The image of University presented to us by the media while growing up has always been that of the young 18-year-old student embarking on their university journey in a completely unfamiliar city, hours away from them, excited to start their new life.
But that wasn’t the reality for me. The thought of moving miles away from my hometown and my family terrified me. What if I don’t make any friends? What if I get homesick? What if I don’t like the accommodation? With all these ‘what ifs’ running through my brain, deciding on a University was honestly a struggle for me. Ultimately, I decided that the best choice for me would be to stay in Nottingham for University and still move out, in an effort to get the ‘full uni experience’.

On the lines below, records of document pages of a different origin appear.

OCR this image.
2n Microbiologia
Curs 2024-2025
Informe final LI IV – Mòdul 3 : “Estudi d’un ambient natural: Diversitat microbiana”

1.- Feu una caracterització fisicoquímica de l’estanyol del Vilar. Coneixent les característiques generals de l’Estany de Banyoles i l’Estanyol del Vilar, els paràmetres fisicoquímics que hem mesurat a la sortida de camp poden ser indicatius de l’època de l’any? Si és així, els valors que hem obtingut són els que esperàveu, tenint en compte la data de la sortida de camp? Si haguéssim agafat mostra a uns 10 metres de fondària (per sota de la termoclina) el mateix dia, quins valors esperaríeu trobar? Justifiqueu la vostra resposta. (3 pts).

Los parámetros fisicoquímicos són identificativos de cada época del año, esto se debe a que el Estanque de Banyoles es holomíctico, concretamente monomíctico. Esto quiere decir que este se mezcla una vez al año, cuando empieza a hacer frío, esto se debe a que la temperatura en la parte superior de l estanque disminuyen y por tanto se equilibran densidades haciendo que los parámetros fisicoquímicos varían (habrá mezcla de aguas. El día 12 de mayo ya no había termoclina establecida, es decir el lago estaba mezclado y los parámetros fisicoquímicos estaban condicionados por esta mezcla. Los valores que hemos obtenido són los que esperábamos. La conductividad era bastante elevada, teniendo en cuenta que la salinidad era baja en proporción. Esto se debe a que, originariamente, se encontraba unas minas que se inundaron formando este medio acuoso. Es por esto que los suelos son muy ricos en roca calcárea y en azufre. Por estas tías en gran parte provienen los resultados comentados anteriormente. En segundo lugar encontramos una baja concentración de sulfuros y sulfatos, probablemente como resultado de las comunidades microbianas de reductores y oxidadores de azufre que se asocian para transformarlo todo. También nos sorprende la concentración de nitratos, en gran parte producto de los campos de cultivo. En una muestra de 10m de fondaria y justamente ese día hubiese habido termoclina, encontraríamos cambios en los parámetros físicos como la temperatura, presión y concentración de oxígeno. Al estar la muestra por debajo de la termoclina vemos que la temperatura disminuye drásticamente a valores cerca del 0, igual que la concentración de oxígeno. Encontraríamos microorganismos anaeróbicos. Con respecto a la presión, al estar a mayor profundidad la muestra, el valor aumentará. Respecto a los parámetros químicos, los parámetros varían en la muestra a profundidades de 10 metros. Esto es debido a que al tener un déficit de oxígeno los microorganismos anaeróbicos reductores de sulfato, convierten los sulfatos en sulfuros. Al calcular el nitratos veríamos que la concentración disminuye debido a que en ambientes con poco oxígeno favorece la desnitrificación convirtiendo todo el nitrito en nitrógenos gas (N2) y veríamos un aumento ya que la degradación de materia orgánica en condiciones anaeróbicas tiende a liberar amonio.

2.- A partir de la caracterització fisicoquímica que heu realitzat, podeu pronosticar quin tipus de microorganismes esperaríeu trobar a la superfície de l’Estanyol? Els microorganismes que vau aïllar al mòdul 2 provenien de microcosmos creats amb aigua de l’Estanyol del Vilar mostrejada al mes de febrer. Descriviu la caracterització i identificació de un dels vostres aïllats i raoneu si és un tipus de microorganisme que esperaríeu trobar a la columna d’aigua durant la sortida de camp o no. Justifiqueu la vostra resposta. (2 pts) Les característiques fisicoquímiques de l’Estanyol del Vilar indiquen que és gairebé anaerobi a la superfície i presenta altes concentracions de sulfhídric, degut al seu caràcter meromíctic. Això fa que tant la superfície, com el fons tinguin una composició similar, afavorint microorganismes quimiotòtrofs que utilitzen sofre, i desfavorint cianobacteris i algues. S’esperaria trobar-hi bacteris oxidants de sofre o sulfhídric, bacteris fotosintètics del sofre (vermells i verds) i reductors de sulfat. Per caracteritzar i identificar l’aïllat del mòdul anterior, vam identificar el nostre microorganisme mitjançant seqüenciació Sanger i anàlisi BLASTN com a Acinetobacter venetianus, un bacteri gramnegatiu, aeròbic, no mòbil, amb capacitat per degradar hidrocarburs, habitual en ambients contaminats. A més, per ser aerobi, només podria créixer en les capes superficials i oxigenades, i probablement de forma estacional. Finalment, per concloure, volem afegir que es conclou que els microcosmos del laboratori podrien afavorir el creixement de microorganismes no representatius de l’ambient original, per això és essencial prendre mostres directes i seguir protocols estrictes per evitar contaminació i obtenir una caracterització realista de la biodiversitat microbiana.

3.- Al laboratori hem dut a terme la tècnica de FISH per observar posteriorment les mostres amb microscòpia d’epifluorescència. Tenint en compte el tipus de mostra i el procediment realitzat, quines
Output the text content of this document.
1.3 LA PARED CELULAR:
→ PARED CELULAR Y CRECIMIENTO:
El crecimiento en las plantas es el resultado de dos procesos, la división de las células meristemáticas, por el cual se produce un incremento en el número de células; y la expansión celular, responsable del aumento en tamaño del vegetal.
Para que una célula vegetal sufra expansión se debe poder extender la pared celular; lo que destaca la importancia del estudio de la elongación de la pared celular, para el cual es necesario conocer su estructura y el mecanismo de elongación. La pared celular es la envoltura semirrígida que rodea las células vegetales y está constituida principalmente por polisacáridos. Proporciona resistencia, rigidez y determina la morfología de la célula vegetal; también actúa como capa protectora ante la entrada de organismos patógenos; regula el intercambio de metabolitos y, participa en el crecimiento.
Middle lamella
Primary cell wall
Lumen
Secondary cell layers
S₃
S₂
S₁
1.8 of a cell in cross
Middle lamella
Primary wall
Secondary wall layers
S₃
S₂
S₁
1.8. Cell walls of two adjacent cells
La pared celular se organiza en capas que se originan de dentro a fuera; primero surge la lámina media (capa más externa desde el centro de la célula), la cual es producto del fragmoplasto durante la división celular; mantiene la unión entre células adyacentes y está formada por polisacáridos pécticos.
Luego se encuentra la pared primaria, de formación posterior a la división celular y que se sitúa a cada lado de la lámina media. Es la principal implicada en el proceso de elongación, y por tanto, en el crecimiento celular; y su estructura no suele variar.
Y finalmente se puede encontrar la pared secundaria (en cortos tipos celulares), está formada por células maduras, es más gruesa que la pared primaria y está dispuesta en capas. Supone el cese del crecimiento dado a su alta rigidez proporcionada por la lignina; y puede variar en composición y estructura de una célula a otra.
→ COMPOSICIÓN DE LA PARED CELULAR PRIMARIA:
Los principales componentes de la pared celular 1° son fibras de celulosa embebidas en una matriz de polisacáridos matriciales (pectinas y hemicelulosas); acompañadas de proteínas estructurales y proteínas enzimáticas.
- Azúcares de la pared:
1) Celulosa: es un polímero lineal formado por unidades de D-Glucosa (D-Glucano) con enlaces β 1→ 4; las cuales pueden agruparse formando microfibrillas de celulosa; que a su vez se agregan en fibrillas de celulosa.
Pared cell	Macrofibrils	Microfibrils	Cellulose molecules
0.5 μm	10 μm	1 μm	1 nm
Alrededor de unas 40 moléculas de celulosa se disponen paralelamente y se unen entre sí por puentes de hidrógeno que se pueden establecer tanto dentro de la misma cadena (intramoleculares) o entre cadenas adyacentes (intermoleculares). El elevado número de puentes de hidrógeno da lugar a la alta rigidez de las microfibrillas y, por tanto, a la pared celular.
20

Seems like the best of both worlds right? It is – yet the thought of it still terrified me. I still remember the anxiety that I felt on the first day when I moved into halls; being surrounded by people I didn’t know, in an unfamiliar environment and having to force myself to make friends was extremely out of my comfort zone. Although I was a mere car journey away from home, I felt worlds away from the life I had been used to. But fast forward just a day later, and it seemed to have been one of the best decisions I had made. You soon realise that everyone is in the same boat, and I actually seemed to adapt quite well to my new lifestyle.
As a current second year, when I reflect on my time at University so far, I’m so glad that I stepped out of my comfort zone and moved out, whilst having the reassurance that I can go home whenever I wish to. I will admit, I did go home far more than I needed to in my first year, and I didn’t follow the classic advice of trying to make it a term at University before going home. After all, I was so nervous that those anxieties wouldn’t just go away overnight.
As of now however, I find living away from home much easier than I did a year ago, so much so that I’m considering moving to London for a post-grad (I know, shocking considering I struggled to leave the confines of Nottingham for so long). The independence and life skills which I have developed whilst living in halls, and now in a student house, have been invaluable, and I have made the best friends along the way. Throughout the past year and a half, I have also found a surprising amount of people in the same boat as me; more people are nervous about moving cities than you think!
So I guess the point that I’m trying to make is that moving out for University, even if you are living in the same city, is entirely worth it, and can provide some much-needed stability if you are prone to homesickness like I am. Everybody’s university experience is different, and it doesn’t have to follow the conventional one drilled into our brains while growing up!